For almost a year, they worked tirelessly honing their skills with no income. Their courage and efforts finally paid off when in January 2021, they managed to roll out their first product, Chpter for Banks.
This product would assist financial institutions to automate most of their accounting tasks. While they appreciated the invention, most banks would however take too long to adopt it.
“We did a lot of brainstorming and realised that for our products to move, we would need to target a sector that has potential, but is underserved. The SME sector has huge potential, but was among the hardest hit during he Covid-19 pandemic because many small businesses had not integrated technology into their functionality,” says Kuria.
And so around November of 2021, the two techpreneurs developed Chpter for Merchants. They managed to raise about Sh20 million in seed funding to develop the product, test and pilot it, and also to establish themselves as a business.
The product came as a package. Any business that signed up would get their own customised website, where customers could order and pay for products while service based businesses could send invoices to customers through the platform.
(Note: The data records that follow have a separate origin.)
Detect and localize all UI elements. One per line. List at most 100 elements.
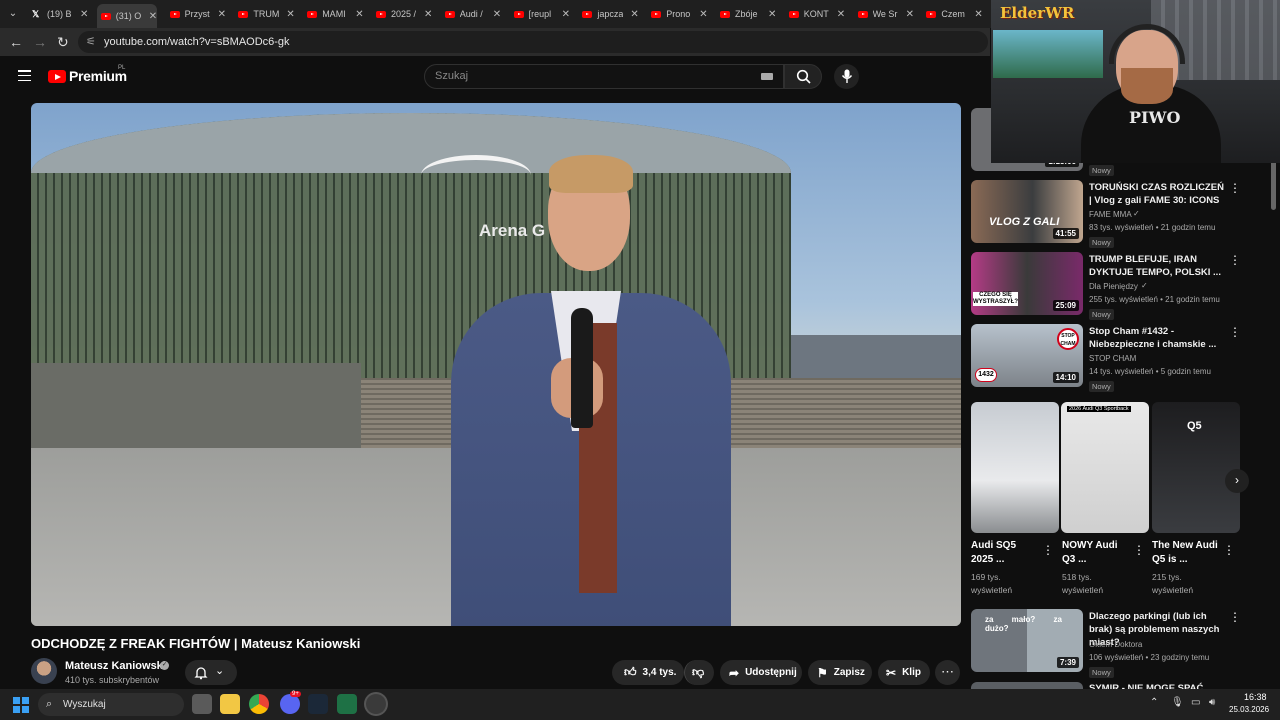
recommended-title[interactable]: TRUMP BLEFUJE, IRAN DYKTUJE TEMPO, POLSK… xyxy=(1089,253,1229,279)
more-vertical-icon[interactable]: ⋮ xyxy=(1133,543,1145,557)
recommended-channel[interactable]: FAME MMA xyxy=(1089,210,1132,219)
file-explorer-icon[interactable] xyxy=(220,694,240,714)
browser-tab[interactable]: 𝕏 (19) B ✕ xyxy=(28,4,88,24)
close-tab-icon[interactable]: ✕ xyxy=(699,9,707,20)
browser-tab[interactable]: We Sr ✕ xyxy=(854,4,914,24)
forward-icon[interactable]: → xyxy=(33,34,47,50)
monitor-icon[interactable]: ▭ xyxy=(1191,697,1200,708)
address-bar[interactable]: ⚟ youtube.com/watch?v=sBMAODc6-gk xyxy=(78,31,988,53)
youtube-logo-icon[interactable] xyxy=(48,70,66,83)
recommended-title[interactable]: SYMIR - NIE MOGE SPAĆ ... xyxy=(1089,682,1229,689)
short-thumbnail[interactable]: Q5 xyxy=(1152,402,1240,533)
close-tab-icon[interactable]: ✕ xyxy=(149,11,157,22)
browser-tab[interactable]: 2025 / ✕ xyxy=(372,4,432,24)
short-thumbnail[interactable] xyxy=(971,402,1059,533)
close-tab-icon[interactable]: ✕ xyxy=(80,9,88,20)
share-button[interactable]: ➦ Udostępnij xyxy=(720,660,802,685)
close-tab-icon[interactable]: ✕ xyxy=(424,9,432,20)
recommended-channel[interactable]: Okiem Doktora xyxy=(1089,640,1142,649)
tab-search-dropdown-icon[interactable]: ⌄ xyxy=(4,5,22,23)
browser-tab[interactable]: japcza ✕ xyxy=(578,4,639,24)
more-vertical-icon[interactable]: ⋮ xyxy=(1229,181,1241,195)
recommended-channel[interactable]: Dla Pieniędzy xyxy=(1089,282,1138,291)
close-tab-icon[interactable]: ✕ xyxy=(218,9,226,20)
recommended-thumbnail[interactable]: STOP CHAM 1432 14:10 xyxy=(971,324,1083,387)
short-title[interactable]: Audi SQ5 2025 ... xyxy=(971,539,1041,567)
recommended-title[interactable]: Stop Cham #1432 - Niebezpieczne i chamsk… xyxy=(1089,325,1229,351)
clock-date[interactable]: 25.03.2026 xyxy=(1229,705,1269,714)
hamburger-menu-icon[interactable] xyxy=(18,70,31,82)
recommended-channel[interactable]: STOP CHAM xyxy=(1089,354,1136,363)
steam-icon[interactable] xyxy=(308,694,328,714)
voice-search-button[interactable] xyxy=(834,64,859,89)
channel-avatar[interactable] xyxy=(31,658,57,684)
close-tab-icon[interactable]: ✕ xyxy=(768,9,776,20)
close-tab-icon[interactable]: ✕ xyxy=(286,9,294,20)
volume-icon[interactable]: 🔊︎ xyxy=(1209,697,1215,708)
recommended-thumbnail[interactable]: CZEGO SIĘ WYSTRASZYŁ? 25:09 xyxy=(971,252,1083,315)
obs-icon[interactable] xyxy=(366,694,386,714)
search-button[interactable] xyxy=(784,64,822,89)
notifications-button[interactable]: ⌄ xyxy=(185,660,237,685)
tab-title: Prono xyxy=(666,9,691,19)
more-vertical-icon[interactable]: ⋮ xyxy=(1223,543,1235,557)
shorts-next-button[interactable]: › xyxy=(1225,469,1249,493)
short-title[interactable]: The New Audi Q5 is ... xyxy=(1152,539,1222,567)
recommended-thumbnail[interactable]: VLOG Z GALI 41:55 xyxy=(971,180,1083,243)
save-button[interactable]: ⚑ Zapisz xyxy=(808,660,872,685)
close-tab-icon[interactable]: ✕ xyxy=(493,9,501,20)
arena-logo-icon xyxy=(421,155,531,195)
recommended-thumbnail[interactable] xyxy=(971,682,1083,689)
taskbar-search[interactable]: ⌕ Wyszukaj xyxy=(38,693,184,716)
close-tab-icon[interactable]: ✕ xyxy=(837,9,845,20)
clip-button[interactable]: ✂ Klip xyxy=(878,660,930,685)
page-scrollbar[interactable] xyxy=(1271,160,1276,210)
close-tab-icon[interactable]: ✕ xyxy=(906,9,914,20)
windows-start-icon[interactable] xyxy=(13,697,29,713)
browser-tab[interactable]: Prono ✕ xyxy=(647,4,708,24)
back-icon[interactable]: ← xyxy=(9,34,23,50)
short-title[interactable]: NOWY Audi Q3 ... xyxy=(1062,539,1132,567)
save-label: Zapisz xyxy=(833,667,865,678)
more-actions-button[interactable]: ⋯ xyxy=(935,660,960,685)
close-tab-icon[interactable]: ✕ xyxy=(974,9,982,20)
youtube-icon xyxy=(444,10,455,18)
search-input[interactable]: Szukaj xyxy=(424,64,784,89)
more-vertical-icon[interactable]: ⋮ xyxy=(1042,543,1054,557)
browser-tab[interactable]: Audi / ✕ xyxy=(441,4,501,24)
microphone-icon[interactable]: 🎙︎ xyxy=(1171,697,1184,708)
video-title: ODCHODZĘ Z FREAK FIGHTÓW | Mateusz Kanio… xyxy=(31,636,361,651)
short-thumbnail[interactable]: 2026 Audi Q3 Sportback xyxy=(1061,402,1149,533)
browser-tab[interactable]: (31) O ✕ xyxy=(96,4,158,28)
youtube-icon xyxy=(651,10,662,18)
site-info-icon[interactable]: ⚟ xyxy=(86,31,96,53)
recommended-meta: 106 wyświetleń • 23 godziny temu xyxy=(1089,653,1210,662)
browser-tab[interactable]: TRUM ✕ xyxy=(234,4,295,24)
browser-tab[interactable]: Zbóje ✕ xyxy=(716,4,776,24)
more-vertical-icon[interactable]: ⋮ xyxy=(1229,610,1241,624)
channel-name[interactable]: Mateusz Kaniowski xyxy=(65,660,166,672)
reload-icon[interactable]: ↻ xyxy=(57,34,69,51)
browser-tab[interactable]: MAMI ✕ xyxy=(303,4,364,24)
video-player[interactable]: Arena G xyxy=(31,103,961,626)
dislike-button[interactable]: 👎︎ xyxy=(684,660,714,685)
close-tab-icon[interactable]: ✕ xyxy=(630,9,638,20)
recommended-thumbnail[interactable]: za mało? za dużo? 7:39 xyxy=(971,609,1083,672)
browser-tab[interactable]: Czem ✕ xyxy=(922,4,983,24)
discord-icon[interactable]: 9+ xyxy=(280,691,301,714)
browser-tab[interactable]: KONT ✕ xyxy=(785,4,845,24)
chrome-icon[interactable] xyxy=(249,694,269,714)
close-tab-icon[interactable]: ✕ xyxy=(355,9,363,20)
task-view-icon[interactable] xyxy=(192,694,212,714)
browser-tab[interactable]: [reupl ✕ xyxy=(510,4,570,24)
excel-icon[interactable] xyxy=(337,694,357,714)
more-vertical-icon[interactable]: ⋮ xyxy=(1229,325,1241,339)
like-button[interactable]: 👍︎ 3,4 tys. xyxy=(612,660,684,685)
more-vertical-icon[interactable]: ⋮ xyxy=(1229,253,1241,267)
recommended-title[interactable]: TORUŃSKI CZAS ROZLICZEŃ | Vlog z gali FA… xyxy=(1089,181,1229,207)
clock-time[interactable]: 16:38 xyxy=(1244,692,1267,702)
close-tab-icon[interactable]: ✕ xyxy=(562,9,570,20)
browser-tab[interactable]: Przyst ✕ xyxy=(166,4,226,24)
keyboard-icon[interactable] xyxy=(761,73,773,80)
chevron-up-icon[interactable]: ⌃ xyxy=(1150,697,1158,708)
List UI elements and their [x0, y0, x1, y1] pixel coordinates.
The product also has a point of sale system integrated on a dashboard that records customers’ details, so businesses can tell which customers are new, and which are repeat.
It also has a tool for managing inventory, therefore enabling businesses to know how much they are earning per product, and which products are moving more than others. Businesses could use such details when seeking finance.
Value of every transaction
“SMEs are especially underserved when it comes to finance. A business can, for example, apply for a loan in January, but because it lacks data that the bank needs, it will get the loan in April, but then it had so many arrears, by then, the company could already be dead,” notes Mark.
They would charge no initial fee for customers to use the product, but would instead charge a commission of 2 per cent on the value of every transaction made through their platform.
“Indeed, there were businesses willing to pay even up to Sh2 million for this kind of product, but asking all businesses for payment upfront would not be viable because not every business has that kind of money. Then again, it is not every month that a business will make money, so it is better to charge them only when they make money,” notes Kevin.
Four months since going live, the proprietors say Chpter has so far managed to onboard over 70 clients, processing over 2,000 transactions worth about Sh4 million, an achievement they are proud of.
“I remember on our first day of going live, we managed to sign up our first SME client, a close friend who ran a food business. Someone made a purchase from them through our platform and we made Sh23 from the transaction. We were so happy because this was the first return on investment we got after we launched Chpter,” says Mark.
They plan to take their operations to the region soon and capitalise on the entry of DRC into the market, then hopefully to Nigeria and Ghana, where they will provide companies with critical business tools in one platform.